The coal industry seeks to use the language of economics to argue that significant increases in American coal exports will not cause any increase in air pollution when that coal is burned. The combustion of our coal in Asia will be “pollution-free,” the coal industry argues, because our coal will simply displace more costly sources of coal that otherwise would have been burned. And those other coals that our coal exports block from being burned are often much dirtier than our coal. So exporting and burning our coal, according to the coal companies’ wishful thinking, may actually help improve air quality worldwide.
This brash display of economic illiteracy is stunning in its ignorance or dishonesty or both. If, as the coal industry has calculated, Powder River Basin coal can be sold for $40 to $60 of profit per ton in Asia, American coal companies will soon be shipping all of the coal they can possibly mine. There will be a huge flow of Montana and Wyoming coal to Asia. Of course, that coal can be sold in Asia only if it undersells other suppliers. The surge in the quantity of less expensive coal being sold into the Asian markets will drive coal prices down below what is currently being paid. Those Chinese, Australian, Indonesian, and South African companies currently serving those Asian markets will not passively give up their share of the market. They will fight back, reducing their costs and lowering their prices. The various coal companies operating in the Powder River Basin will also compete with each other to get as large a share of these extremely profitable markets as they can, also driving coal prices down.
The very coal mining cost data this coal industry report provided indicated that if the Powder River Basin were to ship 100 to 150 million tons of coal to Asia, coal prices would drop from $100 per ton to $80 per ton, a 20 percent decline. That, according to statistical studies of how Asian coal consumption adjusts to price changes would lead to almost a 25 percent increase in the consumption of coal.

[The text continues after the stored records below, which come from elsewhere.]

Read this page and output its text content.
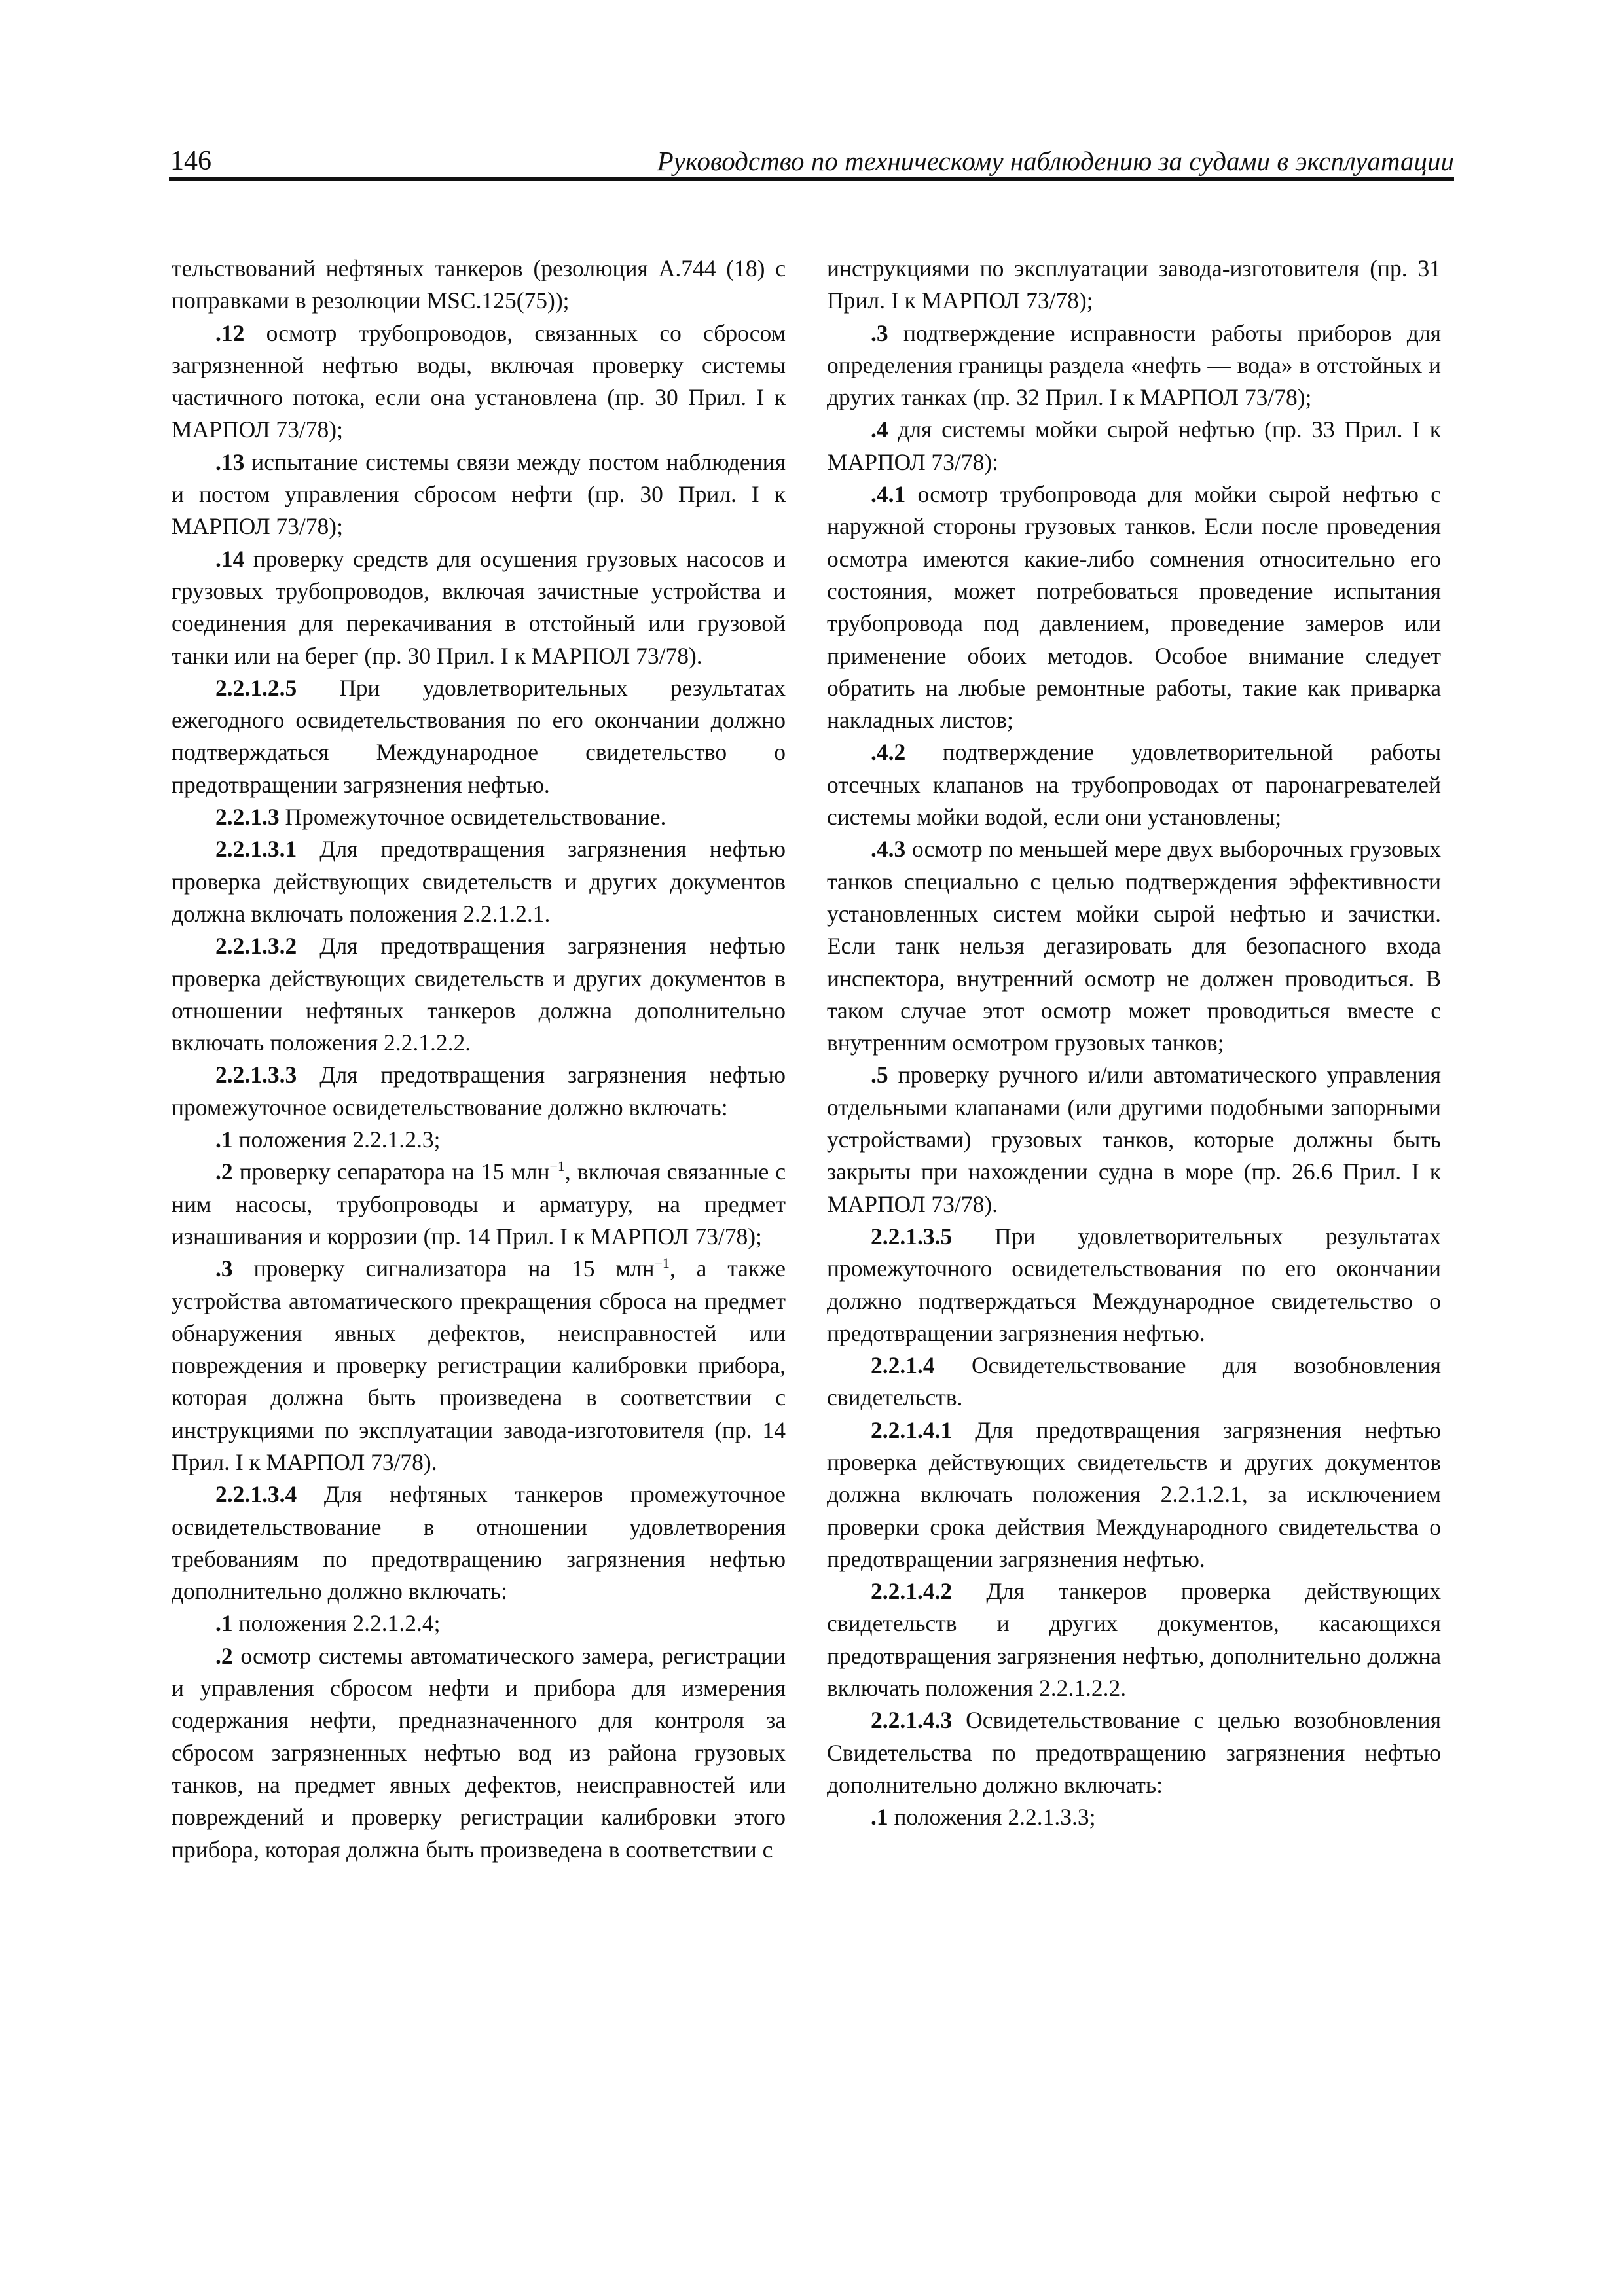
146	Руководство по техническому наблюдению за судами в эксплуатации

тельствований нефтяных танкеров (резолюция А.744 (18) с поправками в резолюции MSC.125(75));

.12 осмотр трубопроводов, связанных со сбросом загрязненной нефтью воды, включая проверку системы частичного потока, если она установлена (пр. 30 Прил. I к МАРПОЛ 73/78);

.13 испытание системы связи между постом наблюдения и постом управления сбросом нефти (пр. 30 Прил. I к МАРПОЛ 73/78);

.14 проверку средств для осушения грузовых насосов и грузовых трубопроводов, включая зачистные устройства и соединения для перекачивания в отстойный или грузовой танки или на берег (пр. 30 Прил. I к МАРПОЛ 73/78).

2.2.1.2.5 При удовлетворительных результатах ежегодного освидетельствования по его окончании должно подтверждаться Международное свидетельство о предотвращении загрязнения нефтью.

2.2.1.3 Промежуточное освидетельствование.

2.2.1.3.1 Для предотвращения загрязнения нефтью проверка действующих свидетельств и других документов должна включать положения 2.2.1.2.1.

2.2.1.3.2 Для предотвращения загрязнения нефтью проверка действующих свидетельств и других документов в отношении нефтяных танкеров должна дополнительно включать положения 2.2.1.2.2.

2.2.1.3.3 Для предотвращения загрязнения нефтью промежуточное освидетельствование должно включать:

.1 положения 2.2.1.2.3;

.2 проверку сепаратора на 15 млн$^{-1}$, включая связанные с ним насосы, трубопроводы и арматуру, на предмет изнашивания и коррозии (пр. 14 Прил. I к МАРПОЛ 73/78);

.3 проверку сигнализатора на 15 млн$^{-1}$, а также устройства автоматического прекращения сброса на предмет обнаружения явных дефектов, неисправностей или повреждения и проверку регистрации калибровки прибора, которая должна быть произведена в соответствии с инструкциями по эксплуатации завода-изготовителя (пр. 14 Прил. I к МАРПОЛ 73/78).

2.2.1.3.4 Для нефтяных танкеров промежуточное освидетельствование в отношении удовлетворения требованиям по предотвращению загрязнения нефтью дополнительно должно включать:

.1 положения 2.2.1.2.4;

.2 осмотр системы автоматического замера, регистрации и управления сбросом нефти и прибора для измерения содержания нефти, предназначенного для контроля за сбросом загрязненных нефтью вод из района грузовых танков, на предмет явных дефектов, неисправностей или повреждений и проверку регистрации калибровки этого прибора, которая должна быть произведена в соответствии с

инструкциями по эксплуатации завода-изготовителя (пр. 31 Прил. I к МАРПОЛ 73/78);

.3 подтверждение исправности работы приборов для определения границы раздела «нефть — вода» в отстойных и других танках (пр. 32 Прил. I к МАРПОЛ 73/78);

.4 для системы мойки сырой нефтью (пр. 33 Прил. I к МАРПОЛ 73/78):

.4.1 осмотр трубопровода для мойки сырой нефтью с наружной стороны грузовых танков. Если после проведения осмотра имеются какие-либо сомнения относительно его состояния, может потребоваться проведение испытания трубопровода под давлением, проведение замеров или применение обоих методов. Особое внимание следует обратить на любые ремонтные работы, такие как приварка накладных листов;

.4.2 подтверждение удовлетворительной работы отсечных клапанов на трубопроводах от паронагревателей системы мойки водой, если они установлены;

.4.3 осмотр по меньшей мере двух выборочных грузовых танков специально с целью подтверждения эффективности установленных систем мойки сырой нефтью и зачистки. Если танк нельзя дегазировать для безопасного входа инспектора, внутренний осмотр не должен проводиться. В таком случае этот осмотр может проводиться вместе с внутренним осмотром грузовых танков;

.5 проверку ручного и/или автоматического управления отдельными клапанами (или другими подобными запорными устройствами) грузовых танков, которые должны быть закрыты при нахождении судна в море (пр. 26.6 Прил. I к МАРПОЛ 73/78).

2.2.1.3.5 При удовлетворительных результатах промежуточного освидетельствования по его окончании должно подтверждаться Международное свидетельство о предотвращении загрязнения нефтью.

2.2.1.4 Освидетельствование для возобновления свидетельств.

2.2.1.4.1 Для предотвращения загрязнения нефтью проверка действующих свидетельств и других документов должна включать положения 2.2.1.2.1, за исключением проверки срока действия Международного свидетельства о предотвращении загрязнения нефтью.

2.2.1.4.2 Для танкеров проверка действующих свидетельств и других документов, касающихся предотвращения загрязнения нефтью, дополнительно должна включать положения 2.2.1.2.2.

2.2.1.4.3 Освидетельствование с целью возобновления Свидетельства по предотвращению загрязнения нефтью дополнительно должно включать:

.1 положения 2.2.1.3.3;
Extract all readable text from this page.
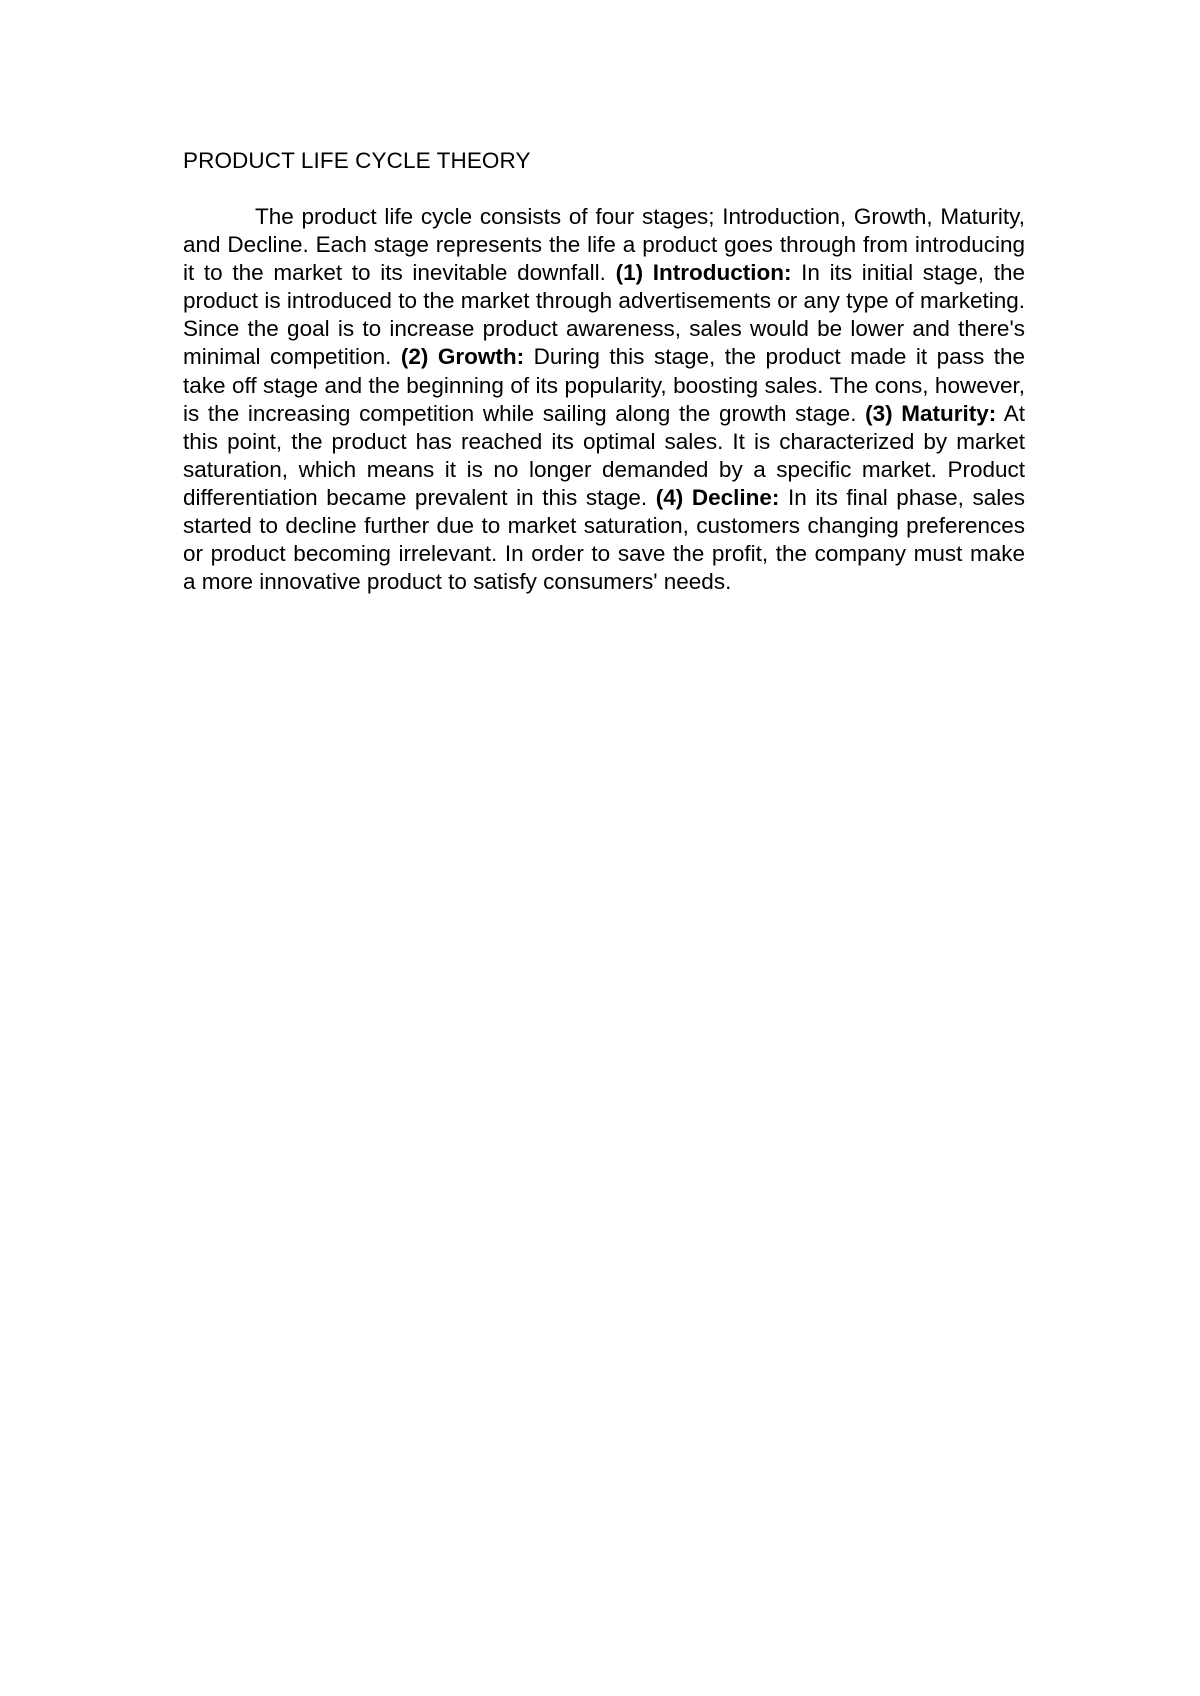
PRODUCT LIFE CYCLE THEORY

The product life cycle consists of four stages; Introduction, Growth, Maturity, and Decline. Each stage represents the life a product goes through from introducing it to the market to its inevitable downfall. (1) Introduction: In its initial stage, the product is introduced to the market through advertisements or any type of marketing. Since the goal is to increase product awareness, sales would be lower and there's minimal competition. (2) Growth: During this stage, the product made it pass the take off stage and the beginning of its popularity, boosting sales. The cons, however, is the increasing competition while sailing along the growth stage. (3) Maturity: At this point, the product has reached its optimal sales. It is characterized by market saturation, which means it is no longer demanded by a specific market. Product differentiation became prevalent in this stage. (4) Decline: In its final phase, sales started to decline further due to market saturation, customers changing preferences or product becoming irrelevant. In order to save the profit, the company must make a more innovative product to satisfy consumers' needs.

This is simply supply and demand. Boost the supply and price will be pushed downward. Push prices downward and consumption will increase.
That is, the exported coal would not simply displace coal that was going to be burned anyway, but would lead to a significant net increase in coal consumption and a resulting increases in air pollution that will blow back to the United States’ west coast and an increased threat to the climate from the larger volume of greenhouse gases emitted.
In bragging about the economic benefits of American coal exports, the coal industry boldly equates coal profits with improved American economic well-being while boisterously declaring that the economic laws of supply and demand have been magically repealed. This new public relations dressing of coal exports in economic jargon does little to hide the fact that coal remains the dirtiest and most dangerous of the fuel alternatives available to us.